EDITORIAL | Cegueira coletiva

A gestão pública no Brasil, apesar das dificuldades que se avolumam em nível sem precedentes, continua dando mostras tanto de descompromisso quanto da mais completa alienação com relação à realidade. Não é preciso falar da pandemia e da funesta previsão de que o País pode chegar a meados do ano com o registro de meio milhão de mortes, o que só não acontecerá se houver verdadeiro milagre no avanço do processo de vacinação. Não é preciso recordar que o Executivo tornou-se refém de sua debilidade política ou apontar que, previsivelmente, a economia não reage. Tudo isso e mais uma dívida interna que cresce exponencialmente, alimentada por um Estado gordo, gastador e esbanjador.

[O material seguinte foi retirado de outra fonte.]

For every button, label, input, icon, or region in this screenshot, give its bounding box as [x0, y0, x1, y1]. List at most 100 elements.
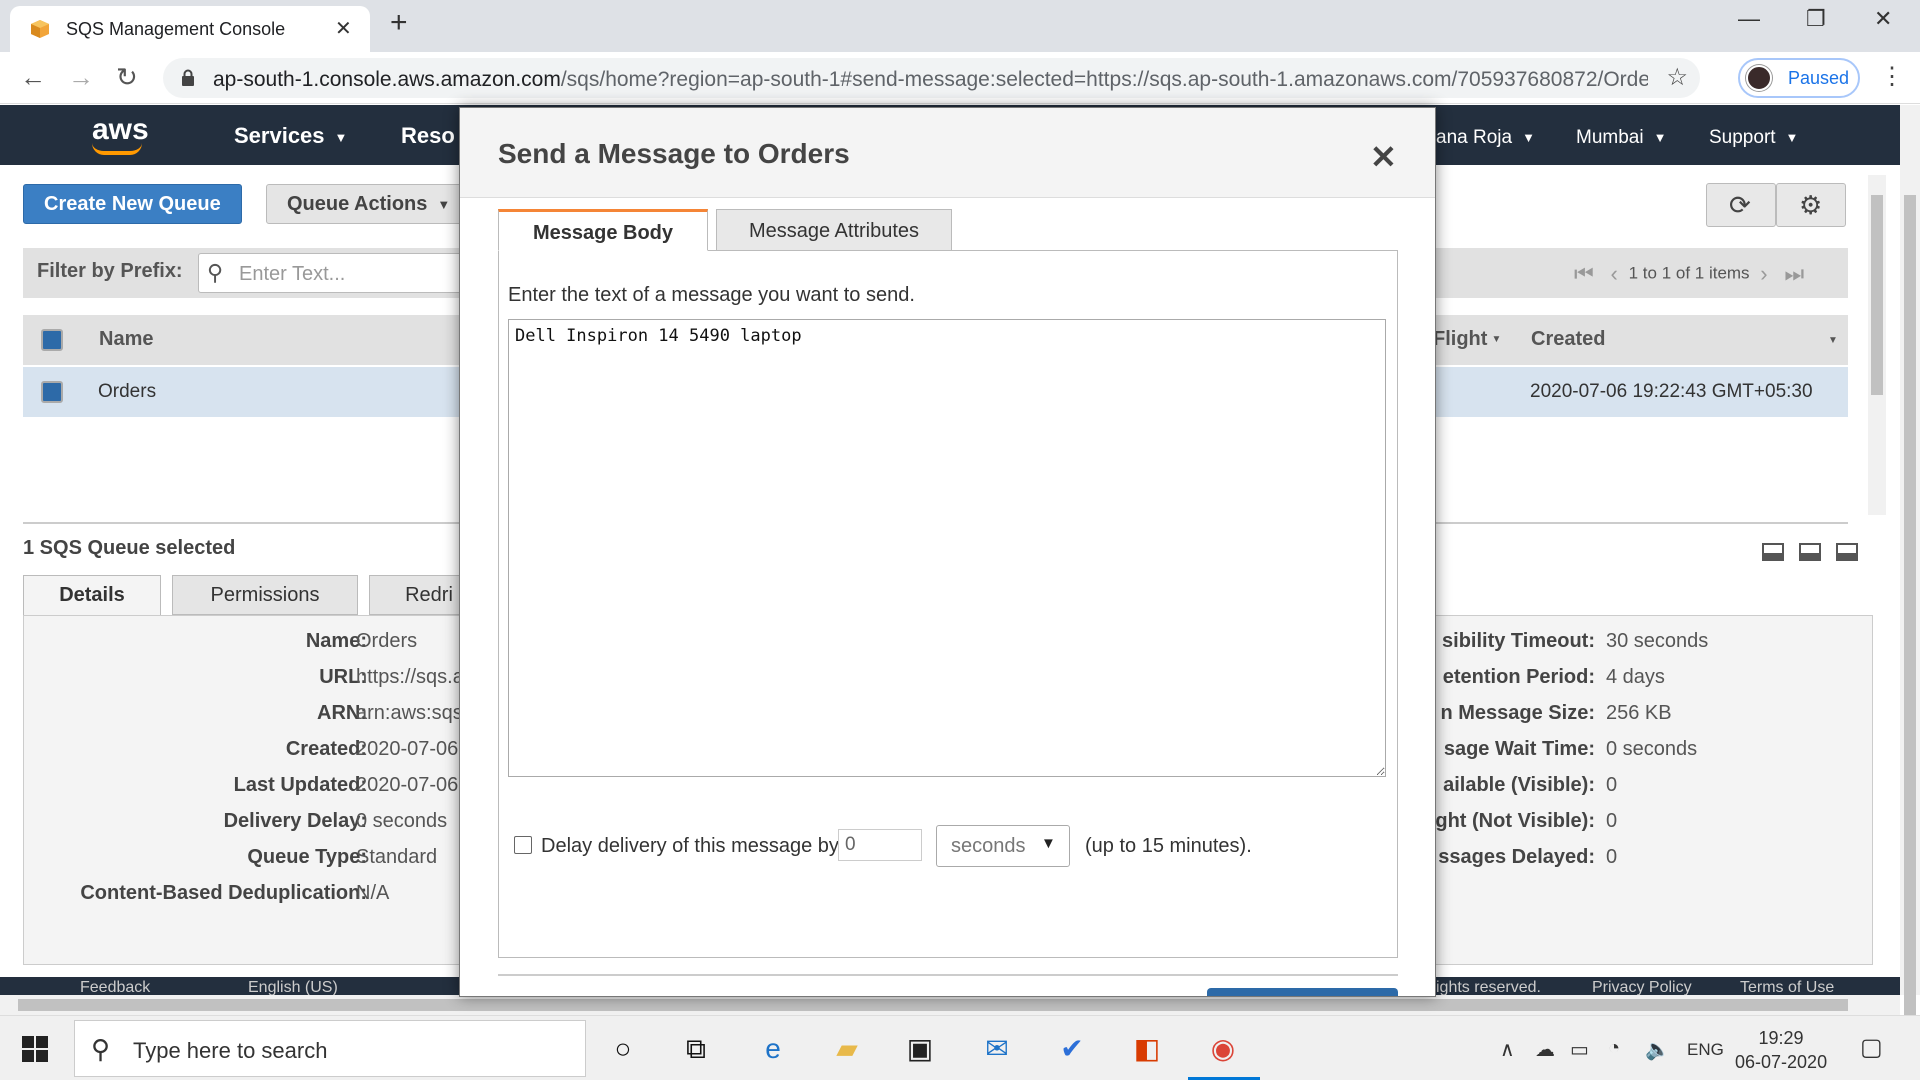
- filter-prefix-input[interactable]: ⚲ Enter Text...: [198, 253, 468, 293]
- settings-button[interactable]: ⚙: [1776, 183, 1846, 227]
- file-explorer-icon[interactable]: ▰: [830, 1032, 864, 1066]
- footer-language[interactable]: English (US): [248, 979, 338, 995]
- page-scroll-thumb[interactable]: [1904, 195, 1916, 1020]
- tab-details[interactable]: Details: [23, 575, 161, 615]
- wifi-icon[interactable]: ◔: [1608, 1037, 1620, 1060]
- delay-value-input[interactable]: [838, 829, 922, 861]
- nav-services[interactable]: Services ▼: [234, 123, 347, 149]
- bookmark-star-icon[interactable]: ☆: [1666, 63, 1688, 92]
- close-window-icon[interactable]: ✕: [1874, 6, 1892, 32]
- filter-label: Filter by Prefix:: [37, 260, 183, 282]
- nav-resource-groups[interactable]: Reso: [401, 123, 455, 149]
- search-icon: ⚲: [207, 260, 224, 285]
- detail-label: Queue Type:: [247, 846, 367, 868]
- mail-icon[interactable]: ✉: [980, 1032, 1014, 1066]
- footer-rights: ights reserved.: [1436, 979, 1541, 995]
- hscroll-thumb[interactable]: [18, 999, 1848, 1011]
- table-scrollbar[interactable]: [1868, 175, 1886, 515]
- onedrive-icon[interactable]: ☁: [1535, 1037, 1555, 1062]
- close-icon[interactable]: ✕: [1370, 138, 1397, 176]
- prev-page-icon[interactable]: ‹: [1611, 261, 1618, 286]
- create-new-queue-button[interactable]: Create New Queue: [23, 184, 242, 224]
- detail-value: Orders: [356, 630, 418, 652]
- first-page-icon[interactable]: ⏮: [1574, 261, 1594, 286]
- detail-value: https://sqs.a: [356, 666, 464, 688]
- profile-button[interactable]: Paused: [1738, 58, 1860, 98]
- sort-caret-icon[interactable]: ▼: [1828, 335, 1838, 346]
- last-page-icon[interactable]: ⏭: [1784, 261, 1804, 286]
- table-scroll-thumb[interactable]: [1871, 195, 1883, 395]
- aws-logo[interactable]: aws: [92, 113, 149, 147]
- delay-unit-value: seconds: [951, 835, 1026, 857]
- browser-tab-bar: SQS Management Console ✕ + — ❐ ✕: [0, 0, 1920, 52]
- minimize-icon[interactable]: —: [1738, 6, 1760, 32]
- taskbar-search-box[interactable]: ⚲ Type here to search: [74, 1020, 586, 1077]
- notifications-icon[interactable]: ▢: [1860, 1033, 1883, 1062]
- chrome-icon[interactable]: ◉: [1206, 1032, 1240, 1066]
- windows-start-icon[interactable]: [22, 1036, 48, 1062]
- tab-permissions[interactable]: Permissions: [172, 575, 358, 615]
- lock-icon: [182, 69, 194, 86]
- delay-checkbox[interactable]: [514, 836, 532, 854]
- horizontal-scrollbar[interactable]: [0, 995, 1900, 1015]
- office-icon[interactable]: ◧: [1130, 1032, 1164, 1066]
- pane-large-icon[interactable]: [1836, 543, 1858, 561]
- next-page-icon[interactable]: ›: [1760, 261, 1767, 286]
- reload-icon[interactable]: ↻: [116, 62, 138, 93]
- browser-tab[interactable]: SQS Management Console ✕: [10, 6, 370, 52]
- detail-value: Standard: [356, 846, 438, 868]
- tab-message-body[interactable]: Message Body: [498, 209, 708, 251]
- select-all-checkbox[interactable]: [41, 329, 63, 351]
- tray-chevron-icon[interactable]: ∧: [1500, 1037, 1515, 1062]
- footer-terms[interactable]: Terms of Use: [1740, 979, 1834, 995]
- language-indicator[interactable]: ENG: [1687, 1040, 1724, 1060]
- footer-privacy[interactable]: Privacy Policy: [1592, 979, 1692, 995]
- row-checkbox[interactable]: [41, 381, 63, 403]
- send-message-button[interactable]: [1207, 988, 1398, 996]
- browser-menu-icon[interactable]: ⋮: [1880, 62, 1904, 91]
- detail-value: 0: [1606, 774, 1618, 796]
- detail-label: Content-Based Deduplication:: [80, 882, 367, 904]
- task-view-icon[interactable]: ⧉: [679, 1032, 713, 1066]
- pager-text: 1 to 1 of 1 items: [1628, 263, 1750, 283]
- windows-taskbar: ⚲ Type here to search ○ ⧉ e ▰ ▣ ✉ ✔ ◧ ◉ …: [0, 1015, 1920, 1080]
- nav-user-menu[interactable]: ana Roja ▼: [1436, 127, 1535, 149]
- back-icon[interactable]: ←: [20, 62, 46, 93]
- avatar: [1746, 65, 1772, 91]
- queue-actions-button[interactable]: Queue Actions ▼: [266, 184, 472, 224]
- forward-icon[interactable]: →: [68, 62, 94, 93]
- delay-unit-select[interactable]: seconds ▼: [936, 825, 1070, 867]
- detail-label: ailable (Visible):: [1443, 774, 1595, 796]
- omnibox[interactable]: ap-south-1.console.aws.amazon.com/sqs/ho…: [163, 58, 1700, 98]
- new-tab-icon[interactable]: +: [390, 6, 408, 40]
- clock-date: 06-07-2020: [1735, 1052, 1828, 1072]
- detail-value: N/A: [356, 882, 390, 904]
- battery-icon[interactable]: ▭: [1570, 1037, 1589, 1062]
- footer-feedback[interactable]: Feedback: [80, 979, 150, 995]
- search-icon: ⚲: [91, 1034, 111, 1064]
- refresh-icon: ⟳: [1729, 190, 1751, 220]
- chevron-down-icon: ▼: [1041, 835, 1056, 852]
- page-scrollbar[interactable]: [1900, 105, 1920, 1020]
- store-icon[interactable]: ▣: [903, 1032, 937, 1066]
- todo-icon[interactable]: ✔: [1055, 1032, 1089, 1066]
- nav-support[interactable]: Support ▼: [1709, 127, 1798, 149]
- cortana-icon[interactable]: ○: [606, 1032, 640, 1066]
- col-created-header[interactable]: Created: [1531, 328, 1605, 351]
- tab-message-attributes[interactable]: Message Attributes: [716, 209, 952, 251]
- edge-icon[interactable]: e: [756, 1032, 790, 1066]
- pane-medium-icon[interactable]: [1799, 543, 1821, 561]
- clock[interactable]: 19:29 06-07-2020: [1735, 1026, 1827, 1074]
- volume-icon[interactable]: 🔈: [1645, 1037, 1670, 1062]
- nav-region[interactable]: Mumbai ▼: [1576, 127, 1666, 149]
- restore-icon[interactable]: ❐: [1806, 6, 1826, 32]
- refresh-button[interactable]: ⟳: [1706, 183, 1776, 227]
- detail-value: 2020-07-06: [356, 738, 459, 760]
- message-body-textarea[interactable]: Dell Inspiron 14 5490 laptop: [508, 319, 1386, 777]
- col-name-header[interactable]: Name: [99, 328, 153, 351]
- pane-small-icon[interactable]: [1762, 543, 1784, 561]
- col-inflight-header[interactable]: Flight ▼: [1433, 328, 1501, 351]
- tab-close-icon[interactable]: ✕: [335, 16, 352, 41]
- message-prompt: Enter the text of a message you want to …: [508, 284, 915, 306]
- message-body-panel: Enter the text of a message you want to …: [498, 250, 1398, 958]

Este não é um julgamento político, apenas a visão objetiva dos fatos, num balanço que entristece e preocupa, sobretudo quando se constata a repetição das piores práticas ou que a prometida nova política envelheceu muito rapidamente. O que mais dizer, afinal, diante do anúncio de que a Câmara dos Deputados acaba de reajustar de R$ 50 mil para R$ 135,4 mil o valor destinado ao reembolso de despesas relativas à assistência médica para parlamentares e seus dependentes, um aumento portanto de 170,8%. Um abuso, para não definir com tintas mais fortes o que se passa, tão injustificável quanto intolerável. Para piorar, o valor se refere ao reembolso de procedimentos não cobertos por um já generoso plano de saúde.
Singelos, convencidos talvez de que realmente habitam outro planeta, os senhores deputados explicam que o reajuste se tornou necessário porque a inflação média supera os índices oficiais de inflação. Fácil constatar, mais fácil ainda resolver quando o dinheiro não sai dos bolsos dos beneficiários e sim de contribuintes, que, evidentemente, nem de longe têm as mesmas regalias, embora como regra enfrentem dificuldades exponencialmente maiores. Como explicar, por exemplo, o valor da mais do que nunca esmola oferecida, na forma de ajuda emergencial, a parcela dos brasileiros que estão abaixo da linha da pobreza?
Ou como ignorar que, de uma forma ou de outra, estas despesas – não raro bastante duvidosas – acabam por agravar ainda mais o desequilíbrio fiscal e não levam em conta que o País chegou ao mês de abril sem orçamento para o ano, situação que, pelo menos no domínio das formalidades, coloca a gestão pública sob risco de paralisação, além de representar riscos diretos, sem que se façam as correções devidas, para os signatários da peça orçamentária, inclusive o presidente da República.